Saat 18.00 olmuştu İrem ve Asu’yu Kuzeylere bırakıp şoför koltuğuna geçtim yanımda dedem arkada Doğa vardı, bu kadar stres atlatmak için şarkı açmıştı Doğa.
“Yol ne kadar uzun?” Diye sordu Doğa.
“Bu hızla gidersem 45 dakikaya orada oluruz.” Dedim, kafam çok karışıktı ve uzun zaman sonra elim kolyeme gitti orada durması beni koruyor gibi hissettiriyordu. Tehlikeye mi yaklaşıyordum yoksa, Ayaz’a mı? Bu gölge Ayaz olabilir miydi, ama Ayaz nereden bilecek ki benim gelmek istediğim yeri ona hiç bahsetmemiştim buradan.
“Yaren iyi misin?” Diye sordu dedem.
“İyi olmaya çalışıyorum.” Dedim ama olamıyordum.
“İstersen sen git biz hallederiz.” Dediğinde dedeme baktım sonra yeniden başımı yola çevirdim.
“Beni çağırdılar dede, beni istiyorlar size ben yokken zarar verebilirler ama ben varken vermezler.” Dedim ve dedem araya girdi.
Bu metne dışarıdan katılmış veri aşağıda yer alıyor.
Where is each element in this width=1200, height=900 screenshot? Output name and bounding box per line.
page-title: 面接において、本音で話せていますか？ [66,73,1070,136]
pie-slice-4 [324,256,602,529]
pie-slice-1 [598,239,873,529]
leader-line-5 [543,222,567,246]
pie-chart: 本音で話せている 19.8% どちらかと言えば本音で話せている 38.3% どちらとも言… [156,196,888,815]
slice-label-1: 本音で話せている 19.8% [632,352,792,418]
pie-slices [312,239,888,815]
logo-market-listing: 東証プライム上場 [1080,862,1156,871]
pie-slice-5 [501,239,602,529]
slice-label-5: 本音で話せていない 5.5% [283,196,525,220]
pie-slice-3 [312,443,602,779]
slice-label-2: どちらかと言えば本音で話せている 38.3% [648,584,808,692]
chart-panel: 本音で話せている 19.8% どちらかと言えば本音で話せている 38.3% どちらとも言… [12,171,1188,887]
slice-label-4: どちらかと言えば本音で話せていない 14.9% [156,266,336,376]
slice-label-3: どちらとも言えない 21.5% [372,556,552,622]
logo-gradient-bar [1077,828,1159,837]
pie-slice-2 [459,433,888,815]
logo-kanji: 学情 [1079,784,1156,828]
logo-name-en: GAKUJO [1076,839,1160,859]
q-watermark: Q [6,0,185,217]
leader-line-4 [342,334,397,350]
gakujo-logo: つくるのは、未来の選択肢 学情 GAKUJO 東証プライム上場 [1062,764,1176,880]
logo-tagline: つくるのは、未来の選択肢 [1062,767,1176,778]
“Beni öldürme riskine giremezler kimin benim soyumdan olduğu belli değil, eğer vampirlerse bu riski alamazlar.” Dedi ve nefes vererek cevap verdim.
“Vampirler.” Sonunda gelmiştik saat tam 19.00 olmuştu. Kimse yoktu burada bağırıp haykırmayı hep hayal etmiştim ama hiç gelmemiştim. Bir an karşımda Doruk’u gördüm ve ona sinirle baktım. “Senin derdin ne?” Diye sordum ve gülerek cevap verdi.
“Bu.” Dedi ve eliyle gösterdiği kişiye baktım. İnanamadım, yoksa inanmak mı istemedim.
- - -
Ay ayol kimsin be sen skdkldldlsl, böyle diyince biraz garip oldum ve size güzel enerjilerimi gönderiyorum aynı zamanda güzel haber veriyorum hazır mısınız?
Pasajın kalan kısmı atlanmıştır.